Veneto

Tencarola si ferma per l’ultimo saluto a Marco Cossi, ucciso il 19 aprile


Si sono svolti questa mattina, nella chiesa di San Bartolomeo apostolo a Tencarola, i funerali di Marco Cossi, il 47enne ucciso domenica 19 aprile tra via Santi Fabiano e Sebastiano e via Isonzo. Alla cerimonia hanno partecipato familiari, amici, colleghi di lavoro, residenti del quartiere e il sindaco di Selvazzano Dentro, Claudio Piron.

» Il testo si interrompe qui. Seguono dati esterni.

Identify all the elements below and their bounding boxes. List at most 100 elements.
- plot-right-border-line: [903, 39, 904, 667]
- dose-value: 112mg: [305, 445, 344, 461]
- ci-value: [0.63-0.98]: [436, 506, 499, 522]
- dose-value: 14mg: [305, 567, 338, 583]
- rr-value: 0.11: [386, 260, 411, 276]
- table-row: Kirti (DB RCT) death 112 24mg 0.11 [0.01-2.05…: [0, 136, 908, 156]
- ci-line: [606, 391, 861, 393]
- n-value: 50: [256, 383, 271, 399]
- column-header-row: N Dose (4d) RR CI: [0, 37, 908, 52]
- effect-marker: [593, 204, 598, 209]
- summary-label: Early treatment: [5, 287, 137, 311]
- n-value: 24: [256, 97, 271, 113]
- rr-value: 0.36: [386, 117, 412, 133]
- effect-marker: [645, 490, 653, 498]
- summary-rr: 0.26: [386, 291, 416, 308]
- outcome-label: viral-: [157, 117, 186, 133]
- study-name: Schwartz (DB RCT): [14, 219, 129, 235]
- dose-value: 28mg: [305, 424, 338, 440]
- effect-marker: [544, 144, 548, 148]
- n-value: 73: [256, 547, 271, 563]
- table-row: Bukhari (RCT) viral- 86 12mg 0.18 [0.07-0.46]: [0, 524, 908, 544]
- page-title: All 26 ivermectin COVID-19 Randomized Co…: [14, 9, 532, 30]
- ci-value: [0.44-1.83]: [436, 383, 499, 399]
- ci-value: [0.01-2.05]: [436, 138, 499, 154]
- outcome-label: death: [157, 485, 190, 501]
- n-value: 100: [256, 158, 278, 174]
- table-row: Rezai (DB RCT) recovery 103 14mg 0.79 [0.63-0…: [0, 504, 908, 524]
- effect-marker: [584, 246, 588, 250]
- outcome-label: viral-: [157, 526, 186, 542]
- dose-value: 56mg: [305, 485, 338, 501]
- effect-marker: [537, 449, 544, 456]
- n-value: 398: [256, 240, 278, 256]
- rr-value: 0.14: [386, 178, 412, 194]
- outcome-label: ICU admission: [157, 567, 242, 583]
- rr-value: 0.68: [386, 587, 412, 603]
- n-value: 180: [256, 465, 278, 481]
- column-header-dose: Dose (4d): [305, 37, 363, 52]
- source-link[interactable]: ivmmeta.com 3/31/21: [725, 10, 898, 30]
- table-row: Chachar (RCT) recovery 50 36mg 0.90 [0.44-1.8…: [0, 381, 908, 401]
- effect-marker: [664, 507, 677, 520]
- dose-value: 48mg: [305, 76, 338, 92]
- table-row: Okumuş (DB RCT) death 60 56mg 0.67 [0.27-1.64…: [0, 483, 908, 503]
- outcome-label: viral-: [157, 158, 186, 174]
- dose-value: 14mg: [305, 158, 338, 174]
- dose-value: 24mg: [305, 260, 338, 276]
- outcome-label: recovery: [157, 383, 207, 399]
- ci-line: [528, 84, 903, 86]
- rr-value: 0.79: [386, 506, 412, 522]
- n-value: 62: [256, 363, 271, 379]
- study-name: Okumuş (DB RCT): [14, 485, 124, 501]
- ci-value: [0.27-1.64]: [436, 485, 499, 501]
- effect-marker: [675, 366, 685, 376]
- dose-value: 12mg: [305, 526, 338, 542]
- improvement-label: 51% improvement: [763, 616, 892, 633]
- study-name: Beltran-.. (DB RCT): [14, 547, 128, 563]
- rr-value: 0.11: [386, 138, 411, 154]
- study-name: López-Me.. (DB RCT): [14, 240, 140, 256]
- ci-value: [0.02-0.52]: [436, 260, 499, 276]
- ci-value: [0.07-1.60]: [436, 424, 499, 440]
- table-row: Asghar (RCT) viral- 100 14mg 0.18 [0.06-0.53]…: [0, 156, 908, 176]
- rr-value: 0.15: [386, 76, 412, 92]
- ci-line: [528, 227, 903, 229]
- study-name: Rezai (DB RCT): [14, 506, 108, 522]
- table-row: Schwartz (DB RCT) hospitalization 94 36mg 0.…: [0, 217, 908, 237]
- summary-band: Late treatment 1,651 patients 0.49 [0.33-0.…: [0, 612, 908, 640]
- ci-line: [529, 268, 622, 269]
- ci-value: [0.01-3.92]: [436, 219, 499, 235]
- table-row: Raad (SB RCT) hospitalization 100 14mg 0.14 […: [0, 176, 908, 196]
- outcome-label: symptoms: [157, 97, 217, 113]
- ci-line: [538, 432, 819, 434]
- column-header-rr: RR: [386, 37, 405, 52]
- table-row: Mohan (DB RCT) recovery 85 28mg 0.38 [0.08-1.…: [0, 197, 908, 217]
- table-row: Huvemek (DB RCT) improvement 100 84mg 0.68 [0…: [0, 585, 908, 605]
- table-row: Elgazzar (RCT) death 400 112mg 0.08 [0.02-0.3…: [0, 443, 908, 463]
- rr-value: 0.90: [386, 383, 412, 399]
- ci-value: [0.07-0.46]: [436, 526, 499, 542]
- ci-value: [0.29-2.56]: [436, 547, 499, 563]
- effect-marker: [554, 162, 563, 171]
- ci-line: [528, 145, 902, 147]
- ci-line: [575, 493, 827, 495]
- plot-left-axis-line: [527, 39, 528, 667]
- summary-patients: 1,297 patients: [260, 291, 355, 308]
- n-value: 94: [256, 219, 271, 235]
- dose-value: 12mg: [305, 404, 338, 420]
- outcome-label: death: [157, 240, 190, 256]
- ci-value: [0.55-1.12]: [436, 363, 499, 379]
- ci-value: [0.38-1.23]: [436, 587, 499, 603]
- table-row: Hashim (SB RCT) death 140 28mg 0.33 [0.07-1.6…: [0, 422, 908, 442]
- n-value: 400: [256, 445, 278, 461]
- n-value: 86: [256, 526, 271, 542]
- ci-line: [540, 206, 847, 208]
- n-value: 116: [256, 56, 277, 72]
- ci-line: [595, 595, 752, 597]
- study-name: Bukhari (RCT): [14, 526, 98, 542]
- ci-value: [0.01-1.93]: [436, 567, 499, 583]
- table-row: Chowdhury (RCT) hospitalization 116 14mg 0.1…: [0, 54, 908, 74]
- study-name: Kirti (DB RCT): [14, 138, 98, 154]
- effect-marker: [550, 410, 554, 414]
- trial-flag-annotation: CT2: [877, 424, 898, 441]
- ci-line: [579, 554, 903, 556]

La comunità si è raccolta attorno alla madre Albina, al fratello Stefano e alla sorella Roberta, La vicenda ha profondamente colpito Tencarola, dove Cossi viveva ed era conosciuto da molte persone come il “gigante buono”. Durante l’omelia, il parroco don Luciano Danese ha richiamato i ricordi raccolti in questi giorni tra chi conosceva Marco Cossi. «“Marco, grande e grosso” – ha affermato nell’omelia don Luciano Danese, parroco di Tencarola -: sono state queste le prime parole che ho sentito pronunciare su di lui. A queste, però, se ne sono subito aggiunte altre: “buono, generoso, forse fin troppo, uno che diceva di sì a tutti”».

Al termine della celebrazione ha preso la parola il fratello Stefano Cossi. Nel suo intervento ha ricordato i racconti di amici, colleghi e vicini di casa, sottolineando quanto la partecipazione ricevuta sia stata importante per i familiari.«Parlare di mio fratello Marco, in questa situazione, è la cosa più dolorosa che io abbia mai provato a fare – ha detto  -. Quando perdi un fratello, perdi una parte di te, una voce e una presenza che conoscevi da sempre. Perdi un pezzo della tua storia. In questi giorni ho ascoltato tantissime persone parlare di lui: amici, colleghi di lavoro, vicini di casa, persone del quartiere. Siamo profondamente commossi da tutte le belle cose che avete detto di Marco. Sentire così tante persone raccontarlo con così tanto affetto, con la stessa stima, con la stessa dolcezza, ci ha travolti. Nel momento più brutto della nostra vita abbiamo ricevuto una conferma bellissima: Marco era davvero amato da tanti. Sul luogo dove ci è stato portato via avete lasciato fiori, lumini, fotografie e una scritta semplice: “Ciao Marcone”. Quando l’ho vista ho pianto. Marco oggi non è più con noi, ma tutto il bene che ha lasciato continuerà a vivere».

All’uscita del feretro dalla chiesa, la comunità si è raccolta sul sagrato per l’ultimo saluto. Un applauso ha accompagnato la conclusione della cerimonia, mentre amici e familiari si sono stretti attorno ai parenti.